Kai Ryssdal: Give me the quick skinny on your company. What do you make? What do you do?

Michael Korchmar: We manufacture all types of bags, luggage, leather goods things of that sort. It’s a fourth-generation 101-year-old company that still produces in the United States of America.

Ryssdal: And to hear tell from the testimony you gave to the United States Trade Representative in the letter you wrote, you are getting killed by Chinese competition.

Korchmar: Well, that’s no exaggeration. I started my career in 1977, and we were the largest producer of leather business cases in the world. By 1982, China had knocked off our styles and undercut our pricing to the point where we’d lost 30 to 40 percent of our volume. And in order to survive, I actually went to China and started operating a business there.

Ryssdal: Did you really? How’d that go?

Korchmar: I was making a fortune and felt dirty. I should say we also operate a plant in the Dominican Republic. After my stint in China in the ’80s, in order to compete and survive, we started a plant in the D.R., the oldest democracy in the Caribbean — a country that tends to support our values a bit more than China — and struggled for many years to make it against China down there but came out on the good side of it.
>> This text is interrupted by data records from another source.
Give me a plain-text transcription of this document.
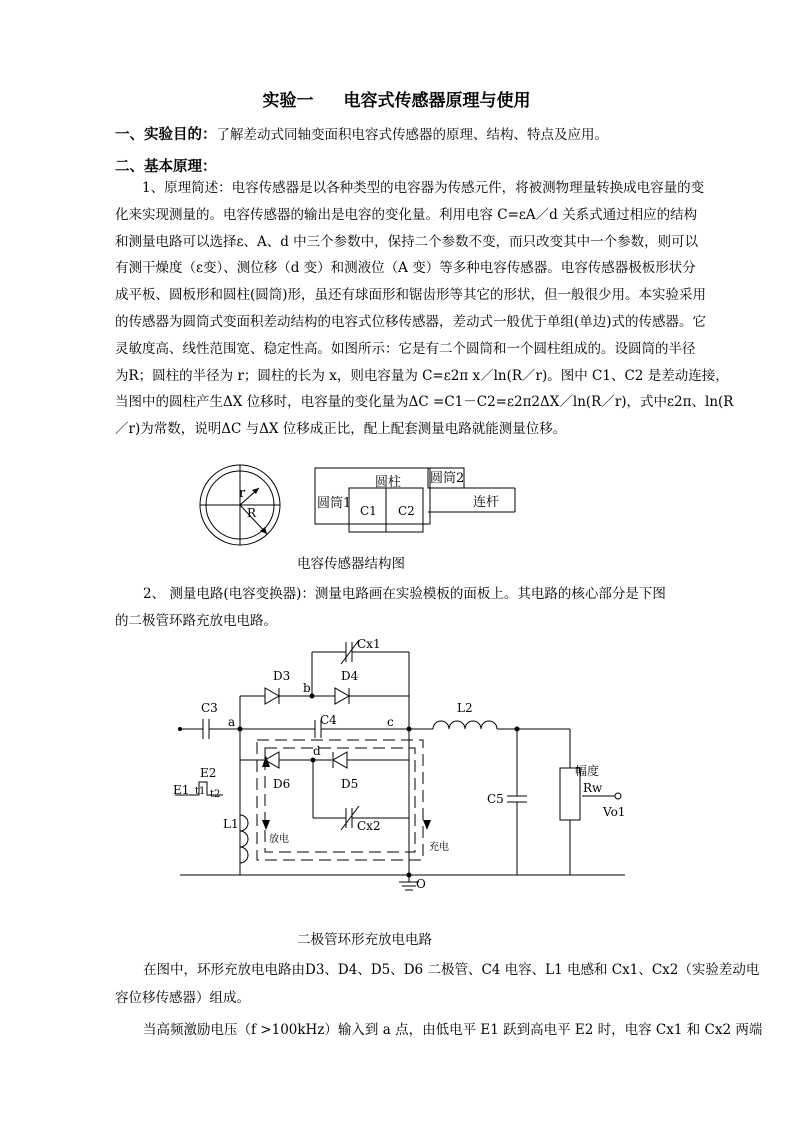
实验一 电容式传感器原理与使用
一、实验目的：了解差动式同轴变面积电容式传感器的原理、结构、特点及应用。
二、基本原理：
1、原理简述：电容传感器是以各种类型的电容器为传感元件，将被测物理量转换成电容量的变
化来实现测量的。电容传感器的输出是电容的变化量。利用电容 C=εA／d 关系式通过相应的结构
和测量电路可以选择ε、A、d 中三个参数中，保持二个参数不变，而只改变其中一个参数，则可以
有测干燥度（ε变）、测位移（d 变）和测液位（A 变）等多种电容传感器。电容传感器极板形状分
成平板、圆板形和圆柱(圆筒)形，虽还有球面形和锯齿形等其它的形状，但一般很少用。本实验采用
的传感器为圆筒式变面积差动结构的电容式位移传感器，差动式一般优于单组(单边)式的传感器。它
灵敏度高、线性范围宽、稳定性高。如图所示：它是有二个圆筒和一个圆柱组成的。设圆筒的半径
为R；圆柱的半径为 r；圆柱的长为 x，则电容量为 C=ε2π x／ln(R／r)。图中 C1、C2 是差动连接，
当图中的圆柱产生ΔX 位移时，电容量的变化量为ΔC =C1－C2=ε2π2ΔX／ln(R／r)，式中ε2π、ln(R
／r)为常数，说明ΔC 与ΔX 位移成正比，配上配套测量电路就能测量位移。
r
R
圆筒1
圆柱 圆筒2
连杆
C1 C2
电容传感器结构图
2、 测量电路(电容变换器)：测量电路画在实验模板的面板上。其电路的核心部分是下图
的二极管环路充放电电路。
Cx1
D3	D4
b
C3
a	C4	c
L2
d
E2
E1 t1 t2
D6	D5
L1	Cx2
放电
充电
O
C5
幅度
Rw
Vo1
二极管环形充放电电路
在图中，环形充放电电路由D3、D4、D5、D6 二极管、C4 电容、L1 电感和 Cx1、Cx2（实验差动电
容位移传感器）组成。
当高频激励电压（f >100kHz）输入到 a 点，由低电平 E1 跃到高电平 E2 时，电容 Cx1 和 Cx2 两端
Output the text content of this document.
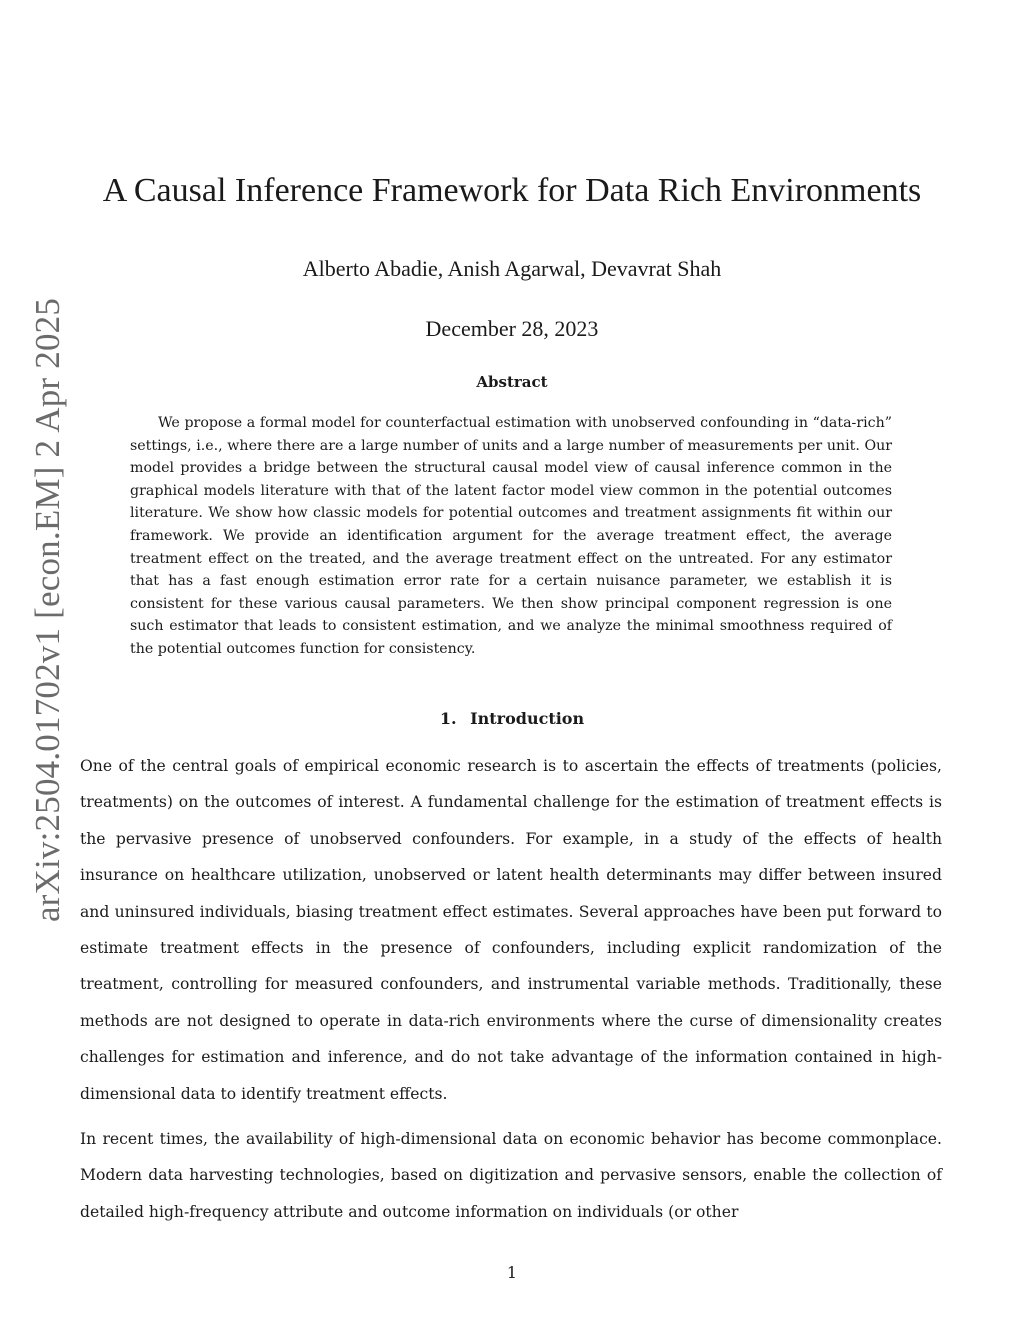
arXiv:2504.01702v1 [econ.EM] 2 Apr 2025
A Causal Inference Framework for Data Rich Environments
Alberto Abadie, Anish Agarwal, Devavrat Shah
December 28, 2023
Abstract

We propose a formal model for counterfactual estimation with unobserved confounding in “data-rich” settings, i.e., where there are a large number of units and a large number of measurements per unit. Our model provides a bridge between the structural causal model view of causal inference common in the graphical models literature with that of the latent factor model view common in the potential outcomes literature. We show how classic models for potential outcomes and treatment assignments fit within our framework. We provide an identification argument for the average treatment effect, the average treatment effect on the treated, and the average treatment effect on the untreated. For any estimator that has a fast enough estimation error rate for a certain nuisance parameter, we establish it is consistent for these various causal parameters. We then show principal component regression is one such estimator that leads to consistent estimation, and we analyze the minimal smoothness required of the potential outcomes function for consistency.

1. Introduction

One of the central goals of empirical economic research is to ascertain the effects of treatments (policies, treatments) on the outcomes of interest. A fundamental challenge for the estimation of treatment effects is the pervasive presence of unobserved confounders. For example, in a study of the effects of health insurance on healthcare utilization, unobserved or latent health determinants may differ between insured and uninsured individuals, biasing treatment effect estimates. Several approaches have been put forward to estimate treatment effects in the presence of confounders, including explicit randomization of the treatment, controlling for measured confounders, and instrumental variable methods. Traditionally, these methods are not designed to operate in data-rich environments where the curse of dimensionality creates challenges for estimation and inference, and do not take advantage of the information contained in high-dimensional data to identify treatment effects.

In recent times, the availability of high-dimensional data on economic behavior has become commonplace. Modern data harvesting technologies, based on digitization and pervasive sensors, enable the collection of detailed high-frequency attribute and outcome information on individuals (or other

1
That’s allowed us to continue our U.S. operation as well. Now both are growing by leaps and bounds. First, because of the threat of these tariffs, and now, my goodness, it looks like they’re really happening. So we’re tightening our seat belts and just trying to grow as fast as we can.
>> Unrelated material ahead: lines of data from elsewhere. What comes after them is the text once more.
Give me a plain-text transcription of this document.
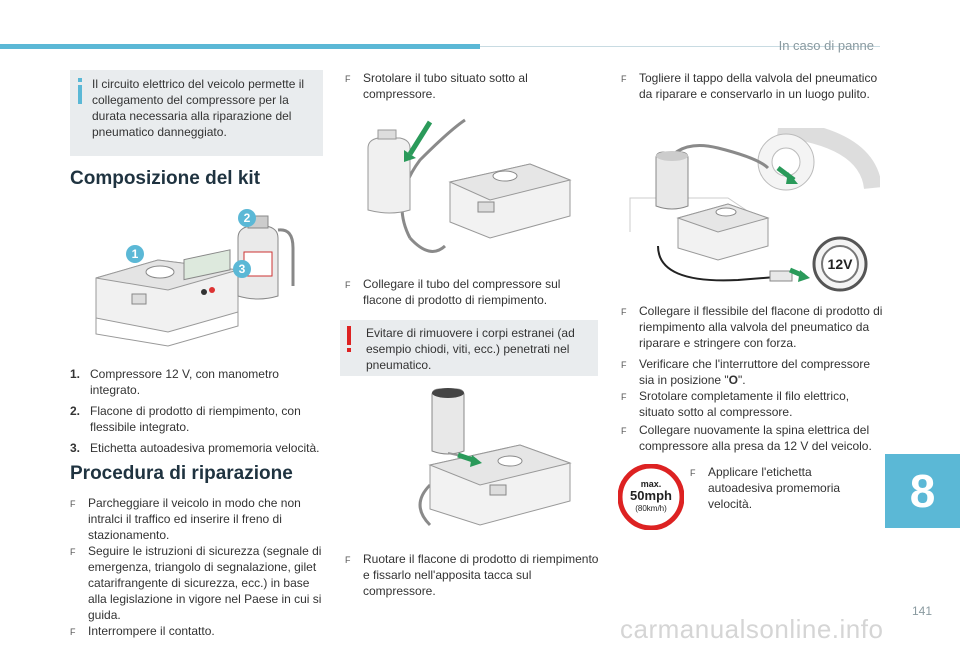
In caso di panne
8
141
carmanualsonline.info
Il circuito elettrico del veicolo permette il collegamento del compressore per la durata necessaria alla riparazione del pneumatico danneggiato.
Composizione del kit
1
2
3
1. Compressore 12 V, con manometro integrato.
2. Flacone di prodotto di riempimento, con flessibile integrato.
3. Etichetta autoadesiva promemoria velocità.
Procedura di riparazione
F	Parcheggiare il veicolo in modo che non intralci il traffico ed inserire il freno di stazionamento.
F	Seguire le istruzioni di sicurezza (segnale di emergenza, triangolo di segnalazione, gilet catarifrangente di sicurezza, ecc.) in base alla legislazione in vigore nel Paese in cui si guida.
F	Interrompere il contatto.
F	Srotolare il tubo situato sotto al compressore.
F	Collegare il tubo del compressore sul flacone di prodotto di riempimento.
Evitare di rimuovere i corpi estranei (ad esempio chiodi, viti, ecc.) penetrati nel pneumatico.
F	Ruotare il flacone di prodotto di riempimento e fissarlo nell'apposita tacca sul compressore.
F	Togliere il tappo della valvola del pneumatico da riparare e conservarlo in un luogo pulito.
12V
F	Collegare il flessibile del flacone di prodotto di riempimento alla valvola del pneumatico da riparare e stringere con forza.
F	Verificare che l'interruttore del compressore sia in posizione "O".
F	Srotolare completamente il filo elettrico, situato sotto al compressore.
F	Collegare nuovamente la spina elettrica del compressore alla presa da 12 V del veicolo.
max.
50mph
(80km/h)
F	Applicare l'etichetta autoadesiva promemoria velocità.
Ryssdal: You’re being undercut, I assume, by these Chinese imports by some significant degree, right?

Korchmar: Oh, my goodness, yeah. Back in the ’80s and ’90s, we couldn’t win a job. We would do experiments and we’d quote 10 percent below material cost, and China would always bid lower.

Ryssdal: So let’s think about this from the consumer’s perspective for a second. So if American consumers want to buy leather goods of the type that you make, they can either pay more for what you make and support an American business or they can pay more for a now tariffed Chinese import and support a Chinese business. Is that your basic take, that consumers got to pay for what’s right?
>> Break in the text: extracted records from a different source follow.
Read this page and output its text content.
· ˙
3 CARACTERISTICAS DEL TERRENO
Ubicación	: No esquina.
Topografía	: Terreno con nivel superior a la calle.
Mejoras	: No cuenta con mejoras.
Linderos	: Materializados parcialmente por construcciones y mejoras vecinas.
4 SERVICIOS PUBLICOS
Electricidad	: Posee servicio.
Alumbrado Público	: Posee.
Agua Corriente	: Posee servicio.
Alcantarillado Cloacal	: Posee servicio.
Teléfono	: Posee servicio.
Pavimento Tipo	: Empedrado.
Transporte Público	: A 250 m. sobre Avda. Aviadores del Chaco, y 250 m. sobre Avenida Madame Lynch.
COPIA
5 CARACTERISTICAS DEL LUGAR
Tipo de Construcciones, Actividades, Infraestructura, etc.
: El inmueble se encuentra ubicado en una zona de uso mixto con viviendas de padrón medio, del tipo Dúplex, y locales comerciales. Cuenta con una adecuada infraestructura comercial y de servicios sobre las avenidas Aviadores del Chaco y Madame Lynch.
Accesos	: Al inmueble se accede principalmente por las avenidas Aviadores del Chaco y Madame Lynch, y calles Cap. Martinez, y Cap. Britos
Korchmar: No, it’s not that simple, really. They don’t need to pay much more if it’s being made by us in the Dominican Republic. And the interesting thing about that, Kai, is that the materials we use when we produce in the Dominican Republic are U.S. materials made by U.S. workers. So even if you keep it on this side of the world, you’re supporting U.S. manufacturing.

Ryssdal: Last thing sir, then I’ll let you go. You say you’re buckled in trying to grow as fast as you can. How long do you think this trade war goes?

Korchmar: Well that’s the million-dollar question. I don’t know. I don’t think it’s a war, I think it’s business, and the Chinese understand it. They’ve been cleaning our clocks for 40 years and loving every minute of it. And all they see now is that we’ve finally awakened and are doing to them what they’ve been doing to us. It’s not a war, it’s just business.